Ce BEH nous donne également des analyses plus fines de l’épidémie du VIH en France. Dix ans après l’enquête ANRS-Parcours, puis Ganymède, nous avons une nouvelle évaluation des personnes migrantes qui se contaminent après leur arrivée en France. Selon Amber Kunkel et coll. 8, 45% des personnes nées à l’étranger découvrant leur séropositivité en France entre 2012 et 2022 ont été contaminées sur le territoire national. La part des HSH nés à l’étranger qui ont été contaminés en France était plus élevée que celle des personnes hétérosexuelles. Si ce chiffre a connu de petites variations, l’estimation est globalement stable sur la période. Cette précieuse estimation mériterait d’être plus largement connue de l’opinion publique, dans une période où des débats sur l’immigration sont, opportunément, au-devant de la scène. La méthodologie utilisée pour ce travail nous laisse espérer que l’on sera en mesure de connaître régulièrement la proportion de migrants contaminés en France, et complète elle aussi le panel d’outils de lutte contre le VIH. Ces travaux se basent sur les déclarations obligatoires (DO) du VIH, preuve que la remontée des données épidémiologiques est essentielle, et qu’elle participe à l’objectif d’éradication du VIH. Or, nous sommes dans un contexte où la DO souffre d’une sous-déclaration et d’une incomplétude significative, et le recueil des données épidémiologiques, avec les moyens alloués, est en pleine mutation dans le cadre de la création des CoReSS.
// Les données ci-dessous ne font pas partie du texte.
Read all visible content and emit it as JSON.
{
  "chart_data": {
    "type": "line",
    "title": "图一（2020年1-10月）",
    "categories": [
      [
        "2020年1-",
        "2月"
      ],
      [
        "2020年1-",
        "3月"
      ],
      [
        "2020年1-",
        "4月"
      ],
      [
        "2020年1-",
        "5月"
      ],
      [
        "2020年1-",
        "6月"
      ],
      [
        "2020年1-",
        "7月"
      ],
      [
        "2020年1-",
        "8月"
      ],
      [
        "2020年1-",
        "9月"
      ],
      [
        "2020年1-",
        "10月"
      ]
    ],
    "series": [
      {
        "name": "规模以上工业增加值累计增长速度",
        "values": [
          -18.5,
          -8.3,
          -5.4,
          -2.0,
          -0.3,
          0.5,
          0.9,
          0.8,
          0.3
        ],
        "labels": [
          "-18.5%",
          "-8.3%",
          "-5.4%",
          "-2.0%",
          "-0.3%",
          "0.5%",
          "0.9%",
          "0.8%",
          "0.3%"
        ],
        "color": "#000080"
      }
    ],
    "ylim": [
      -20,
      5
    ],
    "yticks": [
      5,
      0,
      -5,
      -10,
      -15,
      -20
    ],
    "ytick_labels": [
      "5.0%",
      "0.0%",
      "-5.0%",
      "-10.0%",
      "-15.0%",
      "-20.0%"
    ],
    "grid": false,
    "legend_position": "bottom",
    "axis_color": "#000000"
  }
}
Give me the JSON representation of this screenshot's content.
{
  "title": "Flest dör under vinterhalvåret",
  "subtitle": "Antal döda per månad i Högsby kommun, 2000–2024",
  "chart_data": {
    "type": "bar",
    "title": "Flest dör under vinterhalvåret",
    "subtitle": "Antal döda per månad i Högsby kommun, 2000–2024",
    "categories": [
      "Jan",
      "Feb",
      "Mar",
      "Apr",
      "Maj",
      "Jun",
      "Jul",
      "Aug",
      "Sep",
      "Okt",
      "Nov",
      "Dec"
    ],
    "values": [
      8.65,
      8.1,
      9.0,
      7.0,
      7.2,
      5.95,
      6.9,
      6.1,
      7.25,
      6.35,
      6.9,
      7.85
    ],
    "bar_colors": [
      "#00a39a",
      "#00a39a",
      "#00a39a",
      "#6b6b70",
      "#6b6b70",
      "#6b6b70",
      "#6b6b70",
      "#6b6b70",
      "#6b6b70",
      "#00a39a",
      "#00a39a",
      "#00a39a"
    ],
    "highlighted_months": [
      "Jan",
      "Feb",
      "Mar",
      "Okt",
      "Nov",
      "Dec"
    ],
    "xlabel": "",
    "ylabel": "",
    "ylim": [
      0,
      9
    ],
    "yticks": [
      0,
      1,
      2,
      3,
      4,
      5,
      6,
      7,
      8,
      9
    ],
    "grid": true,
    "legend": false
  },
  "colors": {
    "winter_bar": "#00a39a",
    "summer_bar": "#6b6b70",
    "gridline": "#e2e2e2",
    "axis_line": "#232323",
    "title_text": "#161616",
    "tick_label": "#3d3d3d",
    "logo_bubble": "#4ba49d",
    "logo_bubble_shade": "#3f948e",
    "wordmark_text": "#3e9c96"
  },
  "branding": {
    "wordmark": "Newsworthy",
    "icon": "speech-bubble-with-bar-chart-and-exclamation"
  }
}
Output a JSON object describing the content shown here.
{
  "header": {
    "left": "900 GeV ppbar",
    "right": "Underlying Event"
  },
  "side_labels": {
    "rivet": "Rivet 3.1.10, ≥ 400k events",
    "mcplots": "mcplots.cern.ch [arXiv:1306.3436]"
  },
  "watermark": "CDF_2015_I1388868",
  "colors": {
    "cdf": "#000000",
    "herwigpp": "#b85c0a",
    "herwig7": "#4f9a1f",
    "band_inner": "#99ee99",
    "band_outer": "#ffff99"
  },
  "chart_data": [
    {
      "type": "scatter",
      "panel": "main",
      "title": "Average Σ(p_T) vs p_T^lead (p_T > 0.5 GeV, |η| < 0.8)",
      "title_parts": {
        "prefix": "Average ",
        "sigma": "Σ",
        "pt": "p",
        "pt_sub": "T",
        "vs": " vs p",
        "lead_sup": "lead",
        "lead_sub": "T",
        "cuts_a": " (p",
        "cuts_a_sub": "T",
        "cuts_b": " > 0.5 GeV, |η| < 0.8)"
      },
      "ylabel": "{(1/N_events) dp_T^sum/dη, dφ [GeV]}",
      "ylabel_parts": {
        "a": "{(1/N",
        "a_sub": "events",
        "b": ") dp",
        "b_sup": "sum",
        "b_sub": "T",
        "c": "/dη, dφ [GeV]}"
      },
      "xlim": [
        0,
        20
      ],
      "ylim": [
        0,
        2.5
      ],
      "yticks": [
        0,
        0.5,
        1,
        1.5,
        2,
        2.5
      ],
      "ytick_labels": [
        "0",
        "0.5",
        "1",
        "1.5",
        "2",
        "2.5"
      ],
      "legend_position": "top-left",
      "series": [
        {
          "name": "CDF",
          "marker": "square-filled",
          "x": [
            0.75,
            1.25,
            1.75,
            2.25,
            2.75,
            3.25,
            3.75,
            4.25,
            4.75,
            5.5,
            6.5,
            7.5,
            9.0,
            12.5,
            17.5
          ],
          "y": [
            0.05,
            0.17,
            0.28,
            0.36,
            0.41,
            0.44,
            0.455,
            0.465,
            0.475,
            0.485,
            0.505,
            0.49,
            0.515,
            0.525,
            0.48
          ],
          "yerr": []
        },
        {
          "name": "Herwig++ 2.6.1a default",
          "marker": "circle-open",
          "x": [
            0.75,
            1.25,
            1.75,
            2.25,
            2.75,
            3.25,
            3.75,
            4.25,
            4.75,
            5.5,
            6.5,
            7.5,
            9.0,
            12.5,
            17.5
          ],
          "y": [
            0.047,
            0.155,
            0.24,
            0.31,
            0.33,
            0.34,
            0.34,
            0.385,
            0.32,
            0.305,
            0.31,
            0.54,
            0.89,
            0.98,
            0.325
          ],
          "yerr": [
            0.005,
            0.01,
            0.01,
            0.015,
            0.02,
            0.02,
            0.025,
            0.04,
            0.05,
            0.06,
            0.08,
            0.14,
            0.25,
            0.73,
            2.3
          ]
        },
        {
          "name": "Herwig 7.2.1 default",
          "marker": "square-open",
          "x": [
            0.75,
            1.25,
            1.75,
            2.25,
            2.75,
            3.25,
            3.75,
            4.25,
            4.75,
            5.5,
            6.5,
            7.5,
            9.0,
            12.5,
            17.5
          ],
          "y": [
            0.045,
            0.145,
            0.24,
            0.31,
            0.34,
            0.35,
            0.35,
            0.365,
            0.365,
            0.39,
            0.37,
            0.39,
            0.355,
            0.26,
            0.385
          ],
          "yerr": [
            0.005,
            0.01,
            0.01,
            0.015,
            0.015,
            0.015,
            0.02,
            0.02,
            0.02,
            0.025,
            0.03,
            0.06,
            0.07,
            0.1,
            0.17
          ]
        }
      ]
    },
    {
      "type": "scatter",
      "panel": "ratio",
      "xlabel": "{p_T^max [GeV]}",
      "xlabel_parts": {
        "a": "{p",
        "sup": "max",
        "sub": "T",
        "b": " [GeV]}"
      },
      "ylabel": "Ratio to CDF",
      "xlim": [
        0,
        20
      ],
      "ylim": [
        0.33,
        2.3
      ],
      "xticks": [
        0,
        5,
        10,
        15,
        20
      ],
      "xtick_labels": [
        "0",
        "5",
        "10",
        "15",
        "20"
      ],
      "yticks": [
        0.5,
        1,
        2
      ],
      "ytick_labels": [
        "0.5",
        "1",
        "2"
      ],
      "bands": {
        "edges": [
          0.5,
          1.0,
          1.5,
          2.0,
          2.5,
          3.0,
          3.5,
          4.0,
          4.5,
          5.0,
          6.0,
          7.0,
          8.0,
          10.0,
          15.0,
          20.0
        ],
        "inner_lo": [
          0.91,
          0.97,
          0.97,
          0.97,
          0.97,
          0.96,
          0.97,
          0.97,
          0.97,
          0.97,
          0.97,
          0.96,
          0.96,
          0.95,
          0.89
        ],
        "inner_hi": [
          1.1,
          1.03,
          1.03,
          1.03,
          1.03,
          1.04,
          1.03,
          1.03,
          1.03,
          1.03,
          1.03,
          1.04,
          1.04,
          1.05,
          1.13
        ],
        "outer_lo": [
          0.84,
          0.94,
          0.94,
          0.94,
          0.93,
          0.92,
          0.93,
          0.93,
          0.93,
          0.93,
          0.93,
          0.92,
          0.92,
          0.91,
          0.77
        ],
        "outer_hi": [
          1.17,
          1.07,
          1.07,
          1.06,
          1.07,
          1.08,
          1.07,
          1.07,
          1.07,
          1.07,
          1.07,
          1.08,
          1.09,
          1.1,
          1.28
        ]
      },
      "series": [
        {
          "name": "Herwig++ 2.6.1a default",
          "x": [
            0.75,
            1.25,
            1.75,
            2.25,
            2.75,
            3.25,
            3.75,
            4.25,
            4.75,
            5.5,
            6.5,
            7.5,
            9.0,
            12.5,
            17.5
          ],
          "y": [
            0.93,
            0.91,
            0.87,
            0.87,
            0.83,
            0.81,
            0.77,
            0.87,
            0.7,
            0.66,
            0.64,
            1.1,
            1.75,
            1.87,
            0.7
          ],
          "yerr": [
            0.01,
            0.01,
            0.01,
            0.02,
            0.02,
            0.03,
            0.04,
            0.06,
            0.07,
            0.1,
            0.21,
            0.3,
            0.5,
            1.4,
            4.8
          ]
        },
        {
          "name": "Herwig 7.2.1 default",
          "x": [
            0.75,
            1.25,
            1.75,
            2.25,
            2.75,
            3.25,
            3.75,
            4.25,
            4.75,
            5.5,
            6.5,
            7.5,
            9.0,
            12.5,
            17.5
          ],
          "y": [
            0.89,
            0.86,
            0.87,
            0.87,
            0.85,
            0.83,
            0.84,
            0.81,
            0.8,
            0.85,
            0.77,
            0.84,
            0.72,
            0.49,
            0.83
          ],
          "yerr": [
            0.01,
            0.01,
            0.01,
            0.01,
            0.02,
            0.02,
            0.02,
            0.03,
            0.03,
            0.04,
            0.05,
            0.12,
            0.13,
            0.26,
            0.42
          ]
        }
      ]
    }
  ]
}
Ce numéro du BEH se termine par une description des cas de sida de ces dix dernières années par Françoise Cazein et coll. 9, ce qui nous rappelle, s’il est utile de le faire, que l’infection par le VIH est, et reste, une maladie potentiellement grave. Près de 800 personnes chaque année sont diagnostiquées à ce stade, chiffre stable depuis 2020, et la moitié d’entre elles sont nées à l’étranger. Soixante-deux pourcents des cas de sida sont survenus chez des personnes ignorant leur séropositivité, preuve supplémentaire qu’il reste des personnes que les programmes de dépistage n’arrivent pas à atteindre. Une trop grande part connaissait leur séropositivité, donc n’avait pas rejoint le système de santé. À l’heure où l’accès aux soins des migrants en situation irrégulière grâce à l’Aide médicale d’État (AME) est menacé, ces chiffres mettent en évidence la nécessité de maintenir ce dispositif dans le cadre de l’éradication du VIH.
Le plus grand enjeu est donc de toucher les plus éloignés du système de santé, reliant prévention et soin. Les innovations présentées dans ce numéro participent à cet objectif. Il faut alors veiller à inclure l’ensemble de la population dans nos dispositifs, quel que soit son lieu de vie, sa sexualité, son pays de naissance et sa situation administrative. Depuis plus de 40 ans, la lutte contre le VIH a été un modèle dans cette perspective, elle doit pouvoir se poursuivre avec la même vision, et avec l’objectif de mettre fin à l’épidémie.
Liens d’intérêt
L’auteur déclare ne pas avoir de liens d’intérêt au regard du contenu de l’article.